What I’m talking about with the Climax of the HOOK in “5 Ways to Make Your Novel Inescapable” is plot outline.
The key to keeping the reader intrigued is the novel’s CLIMAX, which is the Whole Point of any story. And knowing that climax is the whole point of any story allows us to use it to emphasize the whole point of any aspect of any story.
I use three-act structure to design novels, partly because our brains are hardwired to prefer things that come in threes, and partly because it’s easy:
HOOK
DEVELOPMENT
CLIMAX
I discuss these three acts in-depth in Art & Craft of Writing Fiction, relating them to our classical understanding of story design through Syd Field, Gustav Freytag, and Shakespeare. They’re really important.
And when we use the climax of each act to illuminate the whole point of that act, we get two parts to each one:
ACT I
HOOK
CONFLICT #1 (Act I Climax)
ACT II
CONFLICT #2 (Midpoint)
CONFLICT #3 (Act II Climax)
ACT III
FAUX RESOLUTION
CLIMAX (Act III Climax)
I also use something I call holographic design to give each of the six parts their own six parts.
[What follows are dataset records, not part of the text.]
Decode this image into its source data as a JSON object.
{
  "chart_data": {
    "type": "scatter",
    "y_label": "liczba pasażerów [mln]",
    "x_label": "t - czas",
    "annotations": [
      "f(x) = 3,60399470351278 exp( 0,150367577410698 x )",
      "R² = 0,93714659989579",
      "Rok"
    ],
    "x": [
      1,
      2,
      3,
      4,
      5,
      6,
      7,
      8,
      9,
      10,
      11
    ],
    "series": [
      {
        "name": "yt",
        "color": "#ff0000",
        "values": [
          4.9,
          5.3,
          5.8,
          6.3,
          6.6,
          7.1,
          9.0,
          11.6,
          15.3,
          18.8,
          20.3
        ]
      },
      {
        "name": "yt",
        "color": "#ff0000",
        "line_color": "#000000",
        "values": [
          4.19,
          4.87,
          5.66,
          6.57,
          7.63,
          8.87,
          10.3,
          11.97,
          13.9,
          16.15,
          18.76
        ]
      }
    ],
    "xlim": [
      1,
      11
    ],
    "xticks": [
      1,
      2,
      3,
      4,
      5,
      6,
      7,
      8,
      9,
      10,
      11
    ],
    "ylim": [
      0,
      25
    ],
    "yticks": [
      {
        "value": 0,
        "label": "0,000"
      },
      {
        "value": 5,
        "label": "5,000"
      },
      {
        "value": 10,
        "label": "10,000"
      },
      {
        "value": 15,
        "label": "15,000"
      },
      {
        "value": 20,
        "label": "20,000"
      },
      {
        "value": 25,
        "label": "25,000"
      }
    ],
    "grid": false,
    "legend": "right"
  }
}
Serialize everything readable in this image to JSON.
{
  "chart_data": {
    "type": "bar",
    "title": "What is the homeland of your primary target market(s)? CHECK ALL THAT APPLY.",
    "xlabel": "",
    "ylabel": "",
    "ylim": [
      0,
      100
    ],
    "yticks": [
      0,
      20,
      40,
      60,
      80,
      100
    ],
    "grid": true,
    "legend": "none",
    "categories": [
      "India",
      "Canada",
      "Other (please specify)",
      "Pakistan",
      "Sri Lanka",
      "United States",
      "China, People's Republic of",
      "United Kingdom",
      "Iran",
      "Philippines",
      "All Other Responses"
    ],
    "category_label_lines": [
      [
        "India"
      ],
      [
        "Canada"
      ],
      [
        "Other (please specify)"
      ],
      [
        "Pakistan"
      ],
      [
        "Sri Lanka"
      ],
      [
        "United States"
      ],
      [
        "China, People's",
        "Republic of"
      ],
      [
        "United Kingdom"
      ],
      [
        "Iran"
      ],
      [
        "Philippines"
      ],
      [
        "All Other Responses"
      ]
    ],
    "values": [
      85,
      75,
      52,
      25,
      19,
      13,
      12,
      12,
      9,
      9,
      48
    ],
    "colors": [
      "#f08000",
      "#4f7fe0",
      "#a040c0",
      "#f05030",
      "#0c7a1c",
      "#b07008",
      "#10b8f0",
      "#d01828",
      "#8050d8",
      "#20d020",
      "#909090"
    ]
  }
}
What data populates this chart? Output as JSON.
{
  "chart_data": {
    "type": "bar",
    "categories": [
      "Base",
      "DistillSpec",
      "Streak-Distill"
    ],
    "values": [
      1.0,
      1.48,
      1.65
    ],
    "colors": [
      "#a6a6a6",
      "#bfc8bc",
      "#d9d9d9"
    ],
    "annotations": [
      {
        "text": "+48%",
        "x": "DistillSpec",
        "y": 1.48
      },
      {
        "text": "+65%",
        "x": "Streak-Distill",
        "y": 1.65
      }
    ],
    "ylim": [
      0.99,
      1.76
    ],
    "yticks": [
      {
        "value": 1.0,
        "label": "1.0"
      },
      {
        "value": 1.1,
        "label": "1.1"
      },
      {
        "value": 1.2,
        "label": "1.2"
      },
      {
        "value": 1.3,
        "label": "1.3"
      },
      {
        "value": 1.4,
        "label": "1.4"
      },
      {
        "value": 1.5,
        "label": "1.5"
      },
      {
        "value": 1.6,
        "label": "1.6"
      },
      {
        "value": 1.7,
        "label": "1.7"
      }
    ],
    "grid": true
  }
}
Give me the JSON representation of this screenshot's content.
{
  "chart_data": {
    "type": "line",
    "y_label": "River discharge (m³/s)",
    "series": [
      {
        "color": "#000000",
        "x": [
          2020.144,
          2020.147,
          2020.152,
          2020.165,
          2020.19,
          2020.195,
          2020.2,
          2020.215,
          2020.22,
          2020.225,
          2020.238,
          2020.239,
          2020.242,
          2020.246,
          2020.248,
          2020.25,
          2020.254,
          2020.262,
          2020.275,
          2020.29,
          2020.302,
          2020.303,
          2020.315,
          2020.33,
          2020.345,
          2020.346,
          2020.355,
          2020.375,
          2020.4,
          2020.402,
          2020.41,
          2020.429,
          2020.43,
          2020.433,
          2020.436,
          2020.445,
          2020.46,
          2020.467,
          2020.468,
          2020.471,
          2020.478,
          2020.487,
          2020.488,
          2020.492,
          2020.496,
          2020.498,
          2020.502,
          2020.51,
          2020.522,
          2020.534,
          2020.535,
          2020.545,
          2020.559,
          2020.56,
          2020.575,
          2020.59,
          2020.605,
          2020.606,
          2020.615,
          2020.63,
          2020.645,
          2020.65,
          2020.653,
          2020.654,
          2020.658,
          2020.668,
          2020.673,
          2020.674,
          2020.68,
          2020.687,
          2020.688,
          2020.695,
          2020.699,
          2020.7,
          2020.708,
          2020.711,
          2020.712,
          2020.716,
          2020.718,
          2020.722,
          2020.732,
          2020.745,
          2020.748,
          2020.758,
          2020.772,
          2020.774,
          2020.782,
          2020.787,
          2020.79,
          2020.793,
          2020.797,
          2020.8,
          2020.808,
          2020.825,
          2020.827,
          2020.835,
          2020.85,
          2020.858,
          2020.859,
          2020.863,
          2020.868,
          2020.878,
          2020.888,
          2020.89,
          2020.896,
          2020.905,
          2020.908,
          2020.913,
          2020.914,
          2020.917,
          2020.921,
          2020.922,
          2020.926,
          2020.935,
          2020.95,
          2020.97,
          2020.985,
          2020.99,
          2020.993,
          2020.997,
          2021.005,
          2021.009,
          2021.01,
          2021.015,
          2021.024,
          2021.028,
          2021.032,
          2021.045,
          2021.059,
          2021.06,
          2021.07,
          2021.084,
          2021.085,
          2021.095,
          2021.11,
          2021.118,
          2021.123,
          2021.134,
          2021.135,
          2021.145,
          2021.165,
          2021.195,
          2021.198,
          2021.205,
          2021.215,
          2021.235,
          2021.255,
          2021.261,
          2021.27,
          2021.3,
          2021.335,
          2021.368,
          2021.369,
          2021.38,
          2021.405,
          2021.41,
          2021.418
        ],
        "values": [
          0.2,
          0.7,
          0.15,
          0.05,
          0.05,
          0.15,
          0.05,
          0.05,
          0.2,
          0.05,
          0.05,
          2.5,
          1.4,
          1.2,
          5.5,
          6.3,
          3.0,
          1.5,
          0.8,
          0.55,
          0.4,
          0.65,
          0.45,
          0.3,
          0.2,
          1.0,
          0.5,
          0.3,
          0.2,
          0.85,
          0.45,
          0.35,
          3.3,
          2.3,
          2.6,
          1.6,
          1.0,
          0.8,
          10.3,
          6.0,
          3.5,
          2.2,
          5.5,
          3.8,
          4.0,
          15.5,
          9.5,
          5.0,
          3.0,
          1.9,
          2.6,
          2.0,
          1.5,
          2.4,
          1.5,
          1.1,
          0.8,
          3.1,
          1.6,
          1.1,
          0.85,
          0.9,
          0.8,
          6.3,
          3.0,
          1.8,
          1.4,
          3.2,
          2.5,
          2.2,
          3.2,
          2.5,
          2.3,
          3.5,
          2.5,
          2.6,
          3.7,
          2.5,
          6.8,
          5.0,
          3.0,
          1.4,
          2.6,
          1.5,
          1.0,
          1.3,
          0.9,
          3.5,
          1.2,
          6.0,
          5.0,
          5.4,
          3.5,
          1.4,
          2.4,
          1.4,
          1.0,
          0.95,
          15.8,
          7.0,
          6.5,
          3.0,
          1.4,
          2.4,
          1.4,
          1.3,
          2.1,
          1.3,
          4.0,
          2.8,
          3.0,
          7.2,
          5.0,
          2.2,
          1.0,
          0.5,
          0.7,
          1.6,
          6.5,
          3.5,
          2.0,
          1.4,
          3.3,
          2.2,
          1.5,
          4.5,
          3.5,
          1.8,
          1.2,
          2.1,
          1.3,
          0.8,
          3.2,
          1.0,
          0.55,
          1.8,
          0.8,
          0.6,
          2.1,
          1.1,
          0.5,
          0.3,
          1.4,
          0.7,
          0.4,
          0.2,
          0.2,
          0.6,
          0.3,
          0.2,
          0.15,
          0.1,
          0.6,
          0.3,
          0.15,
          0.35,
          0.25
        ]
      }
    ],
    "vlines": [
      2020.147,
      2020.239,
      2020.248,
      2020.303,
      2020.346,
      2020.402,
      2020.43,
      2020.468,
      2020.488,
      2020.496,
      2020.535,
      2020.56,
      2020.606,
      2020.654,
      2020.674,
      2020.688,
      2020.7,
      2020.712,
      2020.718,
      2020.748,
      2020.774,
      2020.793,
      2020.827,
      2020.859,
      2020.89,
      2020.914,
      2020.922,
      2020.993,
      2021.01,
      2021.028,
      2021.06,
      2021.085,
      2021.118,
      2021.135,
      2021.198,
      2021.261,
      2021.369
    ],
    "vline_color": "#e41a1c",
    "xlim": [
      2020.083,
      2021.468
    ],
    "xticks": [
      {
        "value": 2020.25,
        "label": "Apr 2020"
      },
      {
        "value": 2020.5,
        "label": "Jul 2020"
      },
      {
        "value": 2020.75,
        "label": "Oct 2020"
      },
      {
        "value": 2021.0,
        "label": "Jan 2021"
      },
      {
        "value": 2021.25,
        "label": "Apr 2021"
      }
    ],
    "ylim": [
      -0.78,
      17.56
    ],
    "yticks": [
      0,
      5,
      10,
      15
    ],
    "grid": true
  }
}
This means that the HOOK has its own Climax. (Three of these six parts I call CONFLICTS, to avoid confusion, and each part has its own Climax.)
Now, of course there’s a lot more to structure than this. But this is the general gist of it.
I outline all of this in detail in Art & Craft of Writing Stories, in which I describe how I’ve analyzed scores of novels to discover how they’re put together so they keep the reader intrigued all the way through, and I walk you step-by-step through six canonical examples of stories that helped originate our biggest-selling modern genres.
I mean, 70-100,000 words is a LOT of words. All too often, we hear someone say, “I started that book but never finished it.” We writers don’t want that book to be ours.
So we must know how to keep the reader intrigued on every page: by shaping the story around its climaxes.